Rosa Moussaoui est grand reporter à l’Humanité, elle couvre l’actualité du continent africain, du Maghreb en particulier. Pour elle, une page se tourne en Algérie, avec ce soulèvement populaire ancré dans une longue tradition de luttes démocratiques et sociales.

La situation politique en Algérie est souvent qualifiée de sclérosée, quels exemples donneriez-vous pour illustrer la situation ?

A 82 ans, le président Bouteflika est au pouvoir depuis 20 ans. Il appartient à une génération qui tient les rênes du pays depuis l’indépendance, figée dans la même vision, bloquée sur les mêmes référentiels, coupée des réalités de la société algérienne. L’Algérie est un pays très jeune : 45% de la population a moins de 25 ans. Il y a donc un incommensurable abîme, politique et générationnel, entre le peuple et les dirigeants. Avec l’insupportable sentiment que les choses ne bougent pas. Le FLN, l’ancien l’ancien parti unique, domine toujours la vie politique, avec ses alliés, et avec une partie de la mouvance islamiste “digérée” par le pouvoir. Oui, on peut donc parler d’une situation politique sclérosée. Mais la société algérienne, elle, est en mouvement.

En 2001, le soulèvement populaire allumé par l’assassinat d’un jeune , Massinissa Guermah, par des gendarmes, avait eu des effets de contagion dans le reste du pays. Les protestataires dénonçaient les violences policières commes un symptôme de l “hogra”, le mépris du pouvoir par le peuple, mais ils exprimaient aussi des revendications sociales, démocratiques. Organisé à la base, autour des comités de villages et de structures traditionnelles, les âarchs, le mouvement avait été violemment réprimé.

En 2009, le sud du pays fut le théâtre d’un mouvement social profond, durable, décidé, initié par les jeunes chômeurs de Ouargla. Dans le sud, les permis d’exploration délivrés à des compagnies étrangères en vue d’exploiter le gaz et les huiles de schiste ont également suscité d’importantes mobilisations populaires.

Et puis en 2011, dans le sillage des printemps arabes, il y a eu des manifestations innombrables,  très localisées, centrées sur des revendications sociales, sur le droit au travail, au logement, à l’éducation. Plus tragique : des centaines de jeunes Algériens ont alors imité le geste d’auto-immolation de de Mohamed Bouazizi, qui avait allumé, à Sidi Bouzid, la mèche de la révolution tunisienne.
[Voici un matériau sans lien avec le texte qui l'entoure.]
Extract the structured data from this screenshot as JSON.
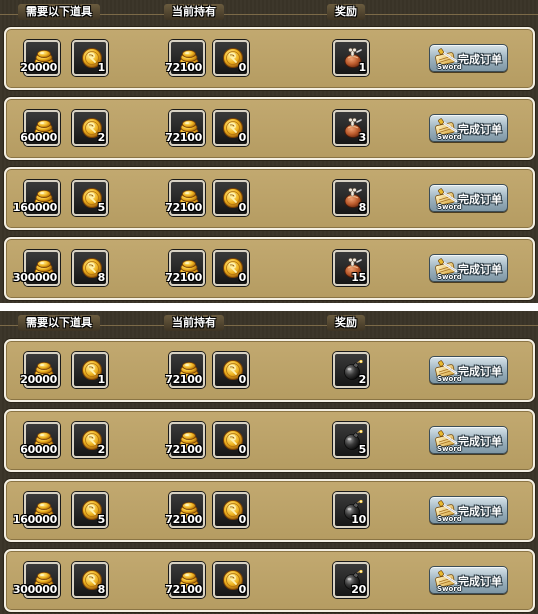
{
  "headers": {
    "need": "需要以下道具",
    "have": "当前持有",
    "reward": "奖励"
  },
  "button": {
    "label": "完成订单",
    "sub_label": "Sword"
  },
  "colors": {
    "panel_bg": "#3a3428",
    "row_bg": "#c2a970",
    "slot_bg": "#1e1e1e",
    "button_bg": "#9fb4c0"
  },
  "icons": {
    "item_1": "gold-coin-stack-icon",
    "item_2": "gold-token-icon",
    "reward_panel_0": "meat-bag-icon",
    "reward_panel_1": "bomb-icon",
    "button": "sword-scroll-icon"
  },
  "panels": [
    {
      "rows": [
        {
          "need1": "20000",
          "need2": "1",
          "have1": "72100",
          "have2": "0",
          "reward": "1"
        },
        {
          "need1": "60000",
          "need2": "2",
          "have1": "72100",
          "have2": "0",
          "reward": "3"
        },
        {
          "need1": "160000",
          "need2": "5",
          "have1": "72100",
          "have2": "0",
          "reward": "8"
        },
        {
          "need1": "300000",
          "need2": "8",
          "have1": "72100",
          "have2": "0",
          "reward": "15"
        }
      ]
    },
    {
      "rows": [
        {
          "need1": "20000",
          "need2": "1",
          "have1": "72100",
          "have2": "0",
          "reward": "2"
        },
        {
          "need1": "60000",
          "need2": "2",
          "have1": "72100",
          "have2": "0",
          "reward": "5"
        },
        {
          "need1": "160000",
          "need2": "5",
          "have1": "72100",
          "have2": "0",
          "reward": "10"
        },
        {
          "need1": "300000",
          "need2": "8",
          "have1": "72100",
          "have2": "0",
          "reward": "20"
        }
      ]
    }
  ]
}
Une pièce de théâtre poignante en témoigne : “End Igné”, de Mustapha Benfodil, mise en scène par Kheireddine Lardjam.

Plus récemment en 2014, le mouvement Barakat, qui exprimait le refus d’un quatrième mandat de Bouteflika et fédérait plutôt des intellectuels, des Algériens issus des classes moyennes éduquées, a été la cible d’une répression féroce. Ce qui était frappant en Algérie, avant ce soulèvement, c’était ce contraste entre une société jeune, inventive, en mouvement, et ce pouvoir figé, tenu par des hommes d’un autre temps, civils, affairistes ou militaires.
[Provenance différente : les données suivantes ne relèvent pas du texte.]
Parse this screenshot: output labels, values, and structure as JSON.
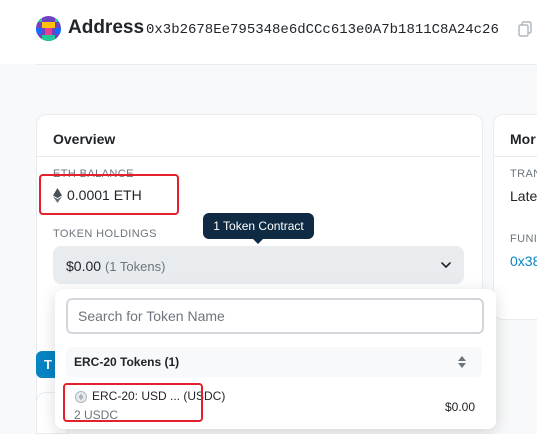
{
  "header": {
    "title": "Address",
    "address": "0x3b2678Ee795348e6dCCc613e0A7b1811C8A24c26"
  },
  "overview": {
    "title": "Overview",
    "eth_balance_label": "ETH BALANCE",
    "eth_balance_value": "0.0001 ETH",
    "token_holdings_label": "TOKEN HOLDINGS",
    "holdings_value": "$0.00",
    "holdings_count": "(1 Tokens)",
    "tooltip": "1 Token Contract"
  },
  "more_info": {
    "title": "Mor",
    "transactions_label": "TRAN",
    "transactions_value": "Late",
    "funded_label": "FUNI",
    "funded_value": "0x38"
  },
  "tab_peek": "T",
  "dropdown": {
    "search_placeholder": "Search for Token Name",
    "group_label": "ERC-20 Tokens (1)",
    "tokens": [
      {
        "name": "ERC-20: USD ... (USDC)",
        "balance": "2 USDC",
        "value": "$0.00"
      }
    ]
  },
  "colors": {
    "highlight": "#e4202c",
    "tooltip_bg": "#0f2a43",
    "link": "#0784c3"
  }
}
Pourquoi cette mobilisation alors qu’il semblait acquis depuis plusieurs mois que Bouteflika briguerait ce 5e mandat ?

A vrai dire, les Algériens n’y croyaient pas. Ils ne pensaient pas que les clans au pouvoir iraient jusqu’à présenter ce vieil homme impotent, dont tout le monde sait qu’il n’est pas, ou plus, le dépositaire réel du pouvoir. Les troisième et quatrième mandats de Bouteflika, déjà, ne faisaient pas consensus. Ni dans la société, ni dans l’armée, traditionnel arbitre politique depuis 1962, ni dans l’appareil d’Etat. Mais jusqu’ici, la peur de rééditer le sombre scénario de la décennie noire ou de faire sombrer le pays dans le même chaos que la Libye ou la Syrie avait entretenu une relative paralysie. Le clan Bouteflika en a joué et abusé : le vieux président a longtemps usurpé le rôle d’homme de la paix et de la stabilité.
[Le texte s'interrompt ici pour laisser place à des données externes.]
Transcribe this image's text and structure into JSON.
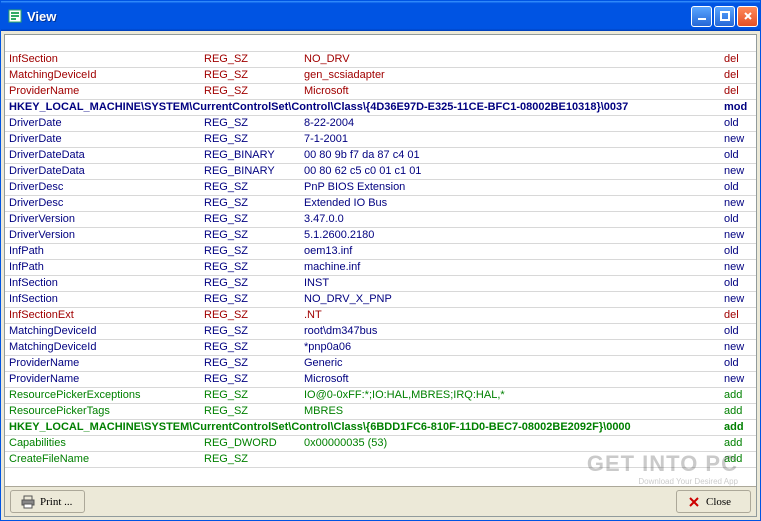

Longtemps, l’Algérie fut traumatisé par dix années d’une guerre intérieure sans merci contre les intégristes, les insurgés islamistes. En 1988, un soulèvement de la jeunesse avait déjà fait craqué le système FLN. Conséquence, une transition démocratique avortée, avec la victoire du Front islamique du salut, l’arrêt du processus électoral et l’assassinat du populaire président Boudiaf, en 1992. Cette guerre atroce a fait des dizaines de milliers de mort. Elle a marqué la société algérienne au fer rouge. Ce trauma a eu, bien sûr, des effets politiques profonds, avec la crainte d’exposer encore le pays à la violence.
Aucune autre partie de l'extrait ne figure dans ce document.